Jackson Irvine, ehemaliger Kapitän des FC St. Pauli, wird künftig in der japanischen J1 League für Cerezo Osaka spielen. Der Australier verlässt den Kiezklub nach fünf Jahren und einem erfolgreichen Kapitel.

Ein Abschied mit Stil

Der FC St. Pauli verabschiedet sich von seinem prominentesten Botschafter, der durch seine Einsatzbereitschaft, seine Haltung zu gesellschaftspolitischen Themen und seine Volksnähe beim Publikum sehr beliebt war. Andreas Bornemann, Sportchef des Klubs, dankte Irvine für seine Leistungen und wünschte ihm und seiner Familie alles Gute. Die Trennung soll sicherstellen, dass Irvine seinen Platz im St.-Paulianischen Klubpantheon erhält.

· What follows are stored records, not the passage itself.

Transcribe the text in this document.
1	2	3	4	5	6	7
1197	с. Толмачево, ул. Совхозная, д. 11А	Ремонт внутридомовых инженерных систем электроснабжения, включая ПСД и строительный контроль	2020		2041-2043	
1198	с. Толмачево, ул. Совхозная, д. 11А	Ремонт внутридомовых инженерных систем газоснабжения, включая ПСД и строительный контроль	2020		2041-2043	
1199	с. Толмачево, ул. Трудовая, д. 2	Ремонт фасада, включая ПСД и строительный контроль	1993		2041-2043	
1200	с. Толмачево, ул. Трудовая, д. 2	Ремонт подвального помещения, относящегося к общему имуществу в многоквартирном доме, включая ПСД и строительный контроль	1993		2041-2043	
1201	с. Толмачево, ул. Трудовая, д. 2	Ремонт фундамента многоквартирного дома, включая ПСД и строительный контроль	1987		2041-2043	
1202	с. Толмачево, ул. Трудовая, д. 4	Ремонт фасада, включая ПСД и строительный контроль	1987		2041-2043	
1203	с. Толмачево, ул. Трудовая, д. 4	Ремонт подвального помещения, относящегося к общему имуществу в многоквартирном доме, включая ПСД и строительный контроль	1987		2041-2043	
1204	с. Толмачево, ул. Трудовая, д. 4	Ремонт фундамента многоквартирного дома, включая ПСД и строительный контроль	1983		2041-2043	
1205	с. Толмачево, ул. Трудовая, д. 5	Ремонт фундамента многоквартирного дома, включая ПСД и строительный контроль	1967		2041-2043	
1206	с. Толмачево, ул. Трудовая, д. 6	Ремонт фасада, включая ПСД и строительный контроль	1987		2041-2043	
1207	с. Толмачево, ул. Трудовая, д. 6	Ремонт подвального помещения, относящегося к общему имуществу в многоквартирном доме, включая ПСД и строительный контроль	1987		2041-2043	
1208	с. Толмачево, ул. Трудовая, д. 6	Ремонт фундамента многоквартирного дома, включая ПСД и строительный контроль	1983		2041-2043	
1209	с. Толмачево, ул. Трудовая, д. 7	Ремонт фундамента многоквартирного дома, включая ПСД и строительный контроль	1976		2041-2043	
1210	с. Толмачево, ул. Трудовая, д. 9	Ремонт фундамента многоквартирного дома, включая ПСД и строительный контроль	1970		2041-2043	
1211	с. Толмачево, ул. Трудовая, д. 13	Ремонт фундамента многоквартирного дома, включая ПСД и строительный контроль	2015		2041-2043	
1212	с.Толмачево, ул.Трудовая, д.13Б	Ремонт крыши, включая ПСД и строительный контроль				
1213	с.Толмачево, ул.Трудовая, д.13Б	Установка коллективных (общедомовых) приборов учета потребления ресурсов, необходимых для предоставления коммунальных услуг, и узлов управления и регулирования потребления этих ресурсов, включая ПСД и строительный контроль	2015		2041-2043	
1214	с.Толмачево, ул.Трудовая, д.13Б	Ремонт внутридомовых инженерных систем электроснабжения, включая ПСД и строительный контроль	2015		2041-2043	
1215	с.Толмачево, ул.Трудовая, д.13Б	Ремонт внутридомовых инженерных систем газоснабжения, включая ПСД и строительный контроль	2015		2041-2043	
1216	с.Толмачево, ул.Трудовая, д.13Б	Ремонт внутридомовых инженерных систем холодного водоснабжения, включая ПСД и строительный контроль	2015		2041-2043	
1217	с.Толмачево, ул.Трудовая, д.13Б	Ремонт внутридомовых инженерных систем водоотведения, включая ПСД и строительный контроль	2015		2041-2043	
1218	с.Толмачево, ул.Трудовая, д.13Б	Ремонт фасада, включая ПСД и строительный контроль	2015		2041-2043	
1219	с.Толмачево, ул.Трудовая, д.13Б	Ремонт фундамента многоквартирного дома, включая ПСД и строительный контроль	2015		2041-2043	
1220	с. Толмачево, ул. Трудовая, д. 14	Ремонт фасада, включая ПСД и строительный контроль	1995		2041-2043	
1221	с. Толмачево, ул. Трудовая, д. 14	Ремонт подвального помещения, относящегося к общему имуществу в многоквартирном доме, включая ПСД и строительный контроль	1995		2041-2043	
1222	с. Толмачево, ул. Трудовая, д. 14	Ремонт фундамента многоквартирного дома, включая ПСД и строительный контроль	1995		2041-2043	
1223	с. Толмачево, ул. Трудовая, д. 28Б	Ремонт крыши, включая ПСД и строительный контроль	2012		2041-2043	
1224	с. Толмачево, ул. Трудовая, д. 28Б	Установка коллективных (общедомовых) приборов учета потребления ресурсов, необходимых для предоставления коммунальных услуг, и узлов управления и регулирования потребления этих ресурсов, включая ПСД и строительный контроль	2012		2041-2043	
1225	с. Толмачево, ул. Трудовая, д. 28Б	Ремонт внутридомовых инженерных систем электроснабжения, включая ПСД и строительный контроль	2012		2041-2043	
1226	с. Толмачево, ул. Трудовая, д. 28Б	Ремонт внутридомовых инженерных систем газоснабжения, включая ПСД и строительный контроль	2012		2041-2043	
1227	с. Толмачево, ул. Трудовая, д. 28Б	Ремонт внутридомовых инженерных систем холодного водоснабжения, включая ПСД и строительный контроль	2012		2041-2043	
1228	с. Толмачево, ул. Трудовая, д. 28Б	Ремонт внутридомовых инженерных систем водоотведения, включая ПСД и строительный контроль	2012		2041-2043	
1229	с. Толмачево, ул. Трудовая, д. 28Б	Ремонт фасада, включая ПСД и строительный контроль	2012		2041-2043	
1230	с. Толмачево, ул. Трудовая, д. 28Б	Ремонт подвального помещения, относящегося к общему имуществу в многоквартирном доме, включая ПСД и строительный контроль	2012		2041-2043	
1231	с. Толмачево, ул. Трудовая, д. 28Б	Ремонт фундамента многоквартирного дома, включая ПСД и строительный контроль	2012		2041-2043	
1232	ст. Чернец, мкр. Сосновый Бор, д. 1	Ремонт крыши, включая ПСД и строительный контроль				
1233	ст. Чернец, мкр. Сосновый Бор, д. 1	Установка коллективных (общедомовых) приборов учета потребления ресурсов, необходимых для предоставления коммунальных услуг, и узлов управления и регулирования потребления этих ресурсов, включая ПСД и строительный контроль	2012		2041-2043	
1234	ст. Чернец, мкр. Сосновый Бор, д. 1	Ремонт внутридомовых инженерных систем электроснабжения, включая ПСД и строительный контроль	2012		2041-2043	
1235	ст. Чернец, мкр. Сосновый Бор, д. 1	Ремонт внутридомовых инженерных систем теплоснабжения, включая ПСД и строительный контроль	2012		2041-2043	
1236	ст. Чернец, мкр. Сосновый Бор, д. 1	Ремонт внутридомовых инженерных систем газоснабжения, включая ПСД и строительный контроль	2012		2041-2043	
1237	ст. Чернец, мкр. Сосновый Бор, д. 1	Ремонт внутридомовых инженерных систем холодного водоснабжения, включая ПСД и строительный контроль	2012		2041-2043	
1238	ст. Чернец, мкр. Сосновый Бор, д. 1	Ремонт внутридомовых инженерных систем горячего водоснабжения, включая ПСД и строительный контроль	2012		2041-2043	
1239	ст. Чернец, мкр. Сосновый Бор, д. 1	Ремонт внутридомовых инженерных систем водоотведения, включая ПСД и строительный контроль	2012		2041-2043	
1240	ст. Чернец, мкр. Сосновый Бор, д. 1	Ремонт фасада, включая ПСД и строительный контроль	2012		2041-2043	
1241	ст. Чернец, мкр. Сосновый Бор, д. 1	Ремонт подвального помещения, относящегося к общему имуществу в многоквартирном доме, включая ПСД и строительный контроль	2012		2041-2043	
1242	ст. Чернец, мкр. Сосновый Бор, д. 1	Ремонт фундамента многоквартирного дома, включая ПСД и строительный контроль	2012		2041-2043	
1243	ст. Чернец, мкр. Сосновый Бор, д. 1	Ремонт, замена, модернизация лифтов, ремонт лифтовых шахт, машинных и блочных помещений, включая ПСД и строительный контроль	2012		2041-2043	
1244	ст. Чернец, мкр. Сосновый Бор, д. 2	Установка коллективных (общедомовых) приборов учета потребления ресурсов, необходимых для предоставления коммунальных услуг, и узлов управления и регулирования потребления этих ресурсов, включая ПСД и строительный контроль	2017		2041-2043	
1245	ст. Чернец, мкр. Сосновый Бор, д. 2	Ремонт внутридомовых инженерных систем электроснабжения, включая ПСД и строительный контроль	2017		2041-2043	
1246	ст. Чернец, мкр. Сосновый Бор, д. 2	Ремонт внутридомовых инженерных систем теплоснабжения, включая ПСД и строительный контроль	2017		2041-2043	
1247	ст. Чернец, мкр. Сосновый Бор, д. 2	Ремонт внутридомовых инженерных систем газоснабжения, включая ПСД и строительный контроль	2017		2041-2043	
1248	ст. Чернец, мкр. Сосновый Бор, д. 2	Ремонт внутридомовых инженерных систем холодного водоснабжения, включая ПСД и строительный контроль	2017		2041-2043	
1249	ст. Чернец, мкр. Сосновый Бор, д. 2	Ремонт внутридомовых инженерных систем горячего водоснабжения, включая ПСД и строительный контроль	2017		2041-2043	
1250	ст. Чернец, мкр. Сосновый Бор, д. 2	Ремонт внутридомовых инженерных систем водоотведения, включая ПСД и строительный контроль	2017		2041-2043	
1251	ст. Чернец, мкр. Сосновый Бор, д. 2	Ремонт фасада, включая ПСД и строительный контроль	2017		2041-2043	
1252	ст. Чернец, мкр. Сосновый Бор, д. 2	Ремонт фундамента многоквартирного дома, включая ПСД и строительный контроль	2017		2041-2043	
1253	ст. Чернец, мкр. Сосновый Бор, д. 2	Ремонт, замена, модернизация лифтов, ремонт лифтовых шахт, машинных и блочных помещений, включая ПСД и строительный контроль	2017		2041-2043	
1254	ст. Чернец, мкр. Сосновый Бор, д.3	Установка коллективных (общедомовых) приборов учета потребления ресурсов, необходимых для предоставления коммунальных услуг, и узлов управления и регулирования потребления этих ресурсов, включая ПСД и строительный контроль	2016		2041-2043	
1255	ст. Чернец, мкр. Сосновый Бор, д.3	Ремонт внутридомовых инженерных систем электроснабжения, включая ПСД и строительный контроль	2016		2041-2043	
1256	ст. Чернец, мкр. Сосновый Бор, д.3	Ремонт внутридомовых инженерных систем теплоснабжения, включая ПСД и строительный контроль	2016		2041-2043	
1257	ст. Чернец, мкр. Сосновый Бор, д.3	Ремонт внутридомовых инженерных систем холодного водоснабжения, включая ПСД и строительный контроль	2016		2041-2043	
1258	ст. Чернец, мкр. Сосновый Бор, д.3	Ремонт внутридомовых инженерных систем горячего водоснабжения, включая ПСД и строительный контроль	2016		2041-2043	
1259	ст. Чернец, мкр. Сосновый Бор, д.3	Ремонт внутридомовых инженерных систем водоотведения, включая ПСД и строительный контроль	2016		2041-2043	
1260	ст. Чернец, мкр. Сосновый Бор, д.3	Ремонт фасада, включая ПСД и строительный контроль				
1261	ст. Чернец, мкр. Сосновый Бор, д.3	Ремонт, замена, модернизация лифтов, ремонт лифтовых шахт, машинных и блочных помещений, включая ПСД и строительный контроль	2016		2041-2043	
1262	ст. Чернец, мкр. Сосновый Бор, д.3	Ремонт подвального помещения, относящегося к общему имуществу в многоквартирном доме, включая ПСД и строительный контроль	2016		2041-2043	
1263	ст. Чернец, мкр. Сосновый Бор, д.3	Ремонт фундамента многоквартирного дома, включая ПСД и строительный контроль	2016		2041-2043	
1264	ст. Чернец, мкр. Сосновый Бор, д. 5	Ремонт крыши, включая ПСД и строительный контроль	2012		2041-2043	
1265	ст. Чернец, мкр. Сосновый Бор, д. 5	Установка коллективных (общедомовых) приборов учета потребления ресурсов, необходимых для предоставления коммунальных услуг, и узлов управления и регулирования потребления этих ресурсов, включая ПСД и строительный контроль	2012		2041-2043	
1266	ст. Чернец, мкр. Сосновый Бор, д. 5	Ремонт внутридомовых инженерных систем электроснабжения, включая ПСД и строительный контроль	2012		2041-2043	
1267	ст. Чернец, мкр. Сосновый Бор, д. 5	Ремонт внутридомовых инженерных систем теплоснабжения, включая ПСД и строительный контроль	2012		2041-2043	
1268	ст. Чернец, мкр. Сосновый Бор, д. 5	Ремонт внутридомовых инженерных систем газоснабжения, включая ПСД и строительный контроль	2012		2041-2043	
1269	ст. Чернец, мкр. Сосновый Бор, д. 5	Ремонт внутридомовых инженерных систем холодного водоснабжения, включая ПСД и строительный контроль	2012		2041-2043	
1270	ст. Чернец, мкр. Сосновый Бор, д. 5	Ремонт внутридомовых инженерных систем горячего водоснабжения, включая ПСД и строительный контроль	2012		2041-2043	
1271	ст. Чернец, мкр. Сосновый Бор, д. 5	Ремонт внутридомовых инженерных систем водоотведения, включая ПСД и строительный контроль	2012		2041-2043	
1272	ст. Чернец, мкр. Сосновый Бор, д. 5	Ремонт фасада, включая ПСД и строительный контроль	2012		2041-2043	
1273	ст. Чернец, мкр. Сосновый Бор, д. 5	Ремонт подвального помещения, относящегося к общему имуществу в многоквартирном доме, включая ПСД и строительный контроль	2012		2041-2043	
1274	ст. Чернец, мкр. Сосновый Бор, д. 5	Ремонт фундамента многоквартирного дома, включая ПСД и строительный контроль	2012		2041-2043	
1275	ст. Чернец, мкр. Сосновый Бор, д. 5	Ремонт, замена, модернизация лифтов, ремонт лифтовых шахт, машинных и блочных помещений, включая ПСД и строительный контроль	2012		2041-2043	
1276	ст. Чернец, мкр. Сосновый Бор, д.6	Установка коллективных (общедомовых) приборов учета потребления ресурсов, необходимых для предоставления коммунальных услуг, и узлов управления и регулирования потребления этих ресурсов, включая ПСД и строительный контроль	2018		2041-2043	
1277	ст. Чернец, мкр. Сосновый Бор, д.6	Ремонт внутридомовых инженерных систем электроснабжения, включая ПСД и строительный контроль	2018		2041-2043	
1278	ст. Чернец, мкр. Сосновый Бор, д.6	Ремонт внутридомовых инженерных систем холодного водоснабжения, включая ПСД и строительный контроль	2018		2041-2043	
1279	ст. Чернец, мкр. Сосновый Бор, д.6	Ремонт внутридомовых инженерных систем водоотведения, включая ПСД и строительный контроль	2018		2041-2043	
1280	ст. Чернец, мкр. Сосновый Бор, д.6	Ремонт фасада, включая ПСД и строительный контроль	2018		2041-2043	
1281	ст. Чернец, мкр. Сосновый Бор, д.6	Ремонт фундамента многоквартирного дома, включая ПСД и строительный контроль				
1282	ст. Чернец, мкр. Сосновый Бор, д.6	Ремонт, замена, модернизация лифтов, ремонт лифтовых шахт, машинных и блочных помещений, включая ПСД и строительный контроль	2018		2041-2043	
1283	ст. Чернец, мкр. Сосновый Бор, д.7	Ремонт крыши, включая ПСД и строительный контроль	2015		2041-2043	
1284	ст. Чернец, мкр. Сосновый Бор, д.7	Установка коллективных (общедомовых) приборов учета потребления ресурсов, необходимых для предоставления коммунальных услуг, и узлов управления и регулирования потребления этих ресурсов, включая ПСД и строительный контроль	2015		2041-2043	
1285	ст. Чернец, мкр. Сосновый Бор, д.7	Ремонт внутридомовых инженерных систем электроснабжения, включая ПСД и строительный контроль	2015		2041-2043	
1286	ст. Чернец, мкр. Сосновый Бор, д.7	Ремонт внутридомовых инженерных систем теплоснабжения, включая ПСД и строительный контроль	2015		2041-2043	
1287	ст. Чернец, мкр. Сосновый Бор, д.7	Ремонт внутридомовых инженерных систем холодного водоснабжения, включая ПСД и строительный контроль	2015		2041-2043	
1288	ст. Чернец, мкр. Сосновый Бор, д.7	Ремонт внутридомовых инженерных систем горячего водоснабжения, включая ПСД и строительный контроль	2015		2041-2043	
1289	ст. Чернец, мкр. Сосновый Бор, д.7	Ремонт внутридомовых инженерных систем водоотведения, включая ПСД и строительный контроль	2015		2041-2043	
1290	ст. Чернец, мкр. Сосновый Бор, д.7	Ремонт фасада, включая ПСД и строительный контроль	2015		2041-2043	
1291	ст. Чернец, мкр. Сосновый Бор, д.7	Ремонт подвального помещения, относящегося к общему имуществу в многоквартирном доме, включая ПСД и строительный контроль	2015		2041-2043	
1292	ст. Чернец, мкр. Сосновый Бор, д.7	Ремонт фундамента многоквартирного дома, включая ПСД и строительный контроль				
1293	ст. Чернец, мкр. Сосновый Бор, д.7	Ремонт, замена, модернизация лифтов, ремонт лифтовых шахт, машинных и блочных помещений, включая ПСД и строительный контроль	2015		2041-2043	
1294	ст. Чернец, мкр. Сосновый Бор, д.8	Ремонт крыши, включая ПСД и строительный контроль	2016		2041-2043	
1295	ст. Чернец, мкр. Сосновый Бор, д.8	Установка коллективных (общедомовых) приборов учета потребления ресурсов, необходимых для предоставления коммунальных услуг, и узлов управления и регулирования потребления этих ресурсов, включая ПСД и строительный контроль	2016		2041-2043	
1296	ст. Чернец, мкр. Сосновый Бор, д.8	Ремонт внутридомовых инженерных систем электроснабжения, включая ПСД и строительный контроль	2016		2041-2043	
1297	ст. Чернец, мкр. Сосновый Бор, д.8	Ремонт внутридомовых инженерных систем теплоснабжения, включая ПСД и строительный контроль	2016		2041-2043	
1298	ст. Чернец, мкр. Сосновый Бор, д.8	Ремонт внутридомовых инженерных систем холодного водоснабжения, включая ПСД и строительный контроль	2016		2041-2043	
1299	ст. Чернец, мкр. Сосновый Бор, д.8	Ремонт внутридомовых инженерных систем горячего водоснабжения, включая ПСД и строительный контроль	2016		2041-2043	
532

Politik und Leistungseinbußen als Auslöser

Politik und Leistungseinbußen als Auslöser

Die Entscheidung für Irvines Abgang fiel aufgrund von unterschiedlichen Auffassungen über politische Themen und wahrgenommener Leistungseinbußen in der vergangenen Saison. Seine Position in Bezug auf das Existenzrecht Israels sorgte für Spannungen innerhalb des Vereins und drohte, ihn zu entzweien. Die Frage seiner Rolle im Umbruch des Klubs nach dem Abstieg sowie seine Eignung für den neuen Offensivstil des Trainers Marcel Rapp spielten ebenfalls eine Rolle.

Japanisches Karriereziel

Japanisches Karriereziel

Aus Kreisen des Vereins ist zu hören, dass die J-League für Irvine schon lange ein Karriereziel war, da dort ein qualitativ hochwertiger Fußball gespielt wird und die Entfernung zu seiner Heimat Australien geringer ist. Irvine äußerte sich freudig über die Möglichkeit, eine neue Kultur und Lebensweise kennenzulernen. Eine angemessene Abschiedszeremonie im Millerntorstadion ist geplant, jedoch nicht bereits am Sonntag beim Zweitligastart gegen Fürth.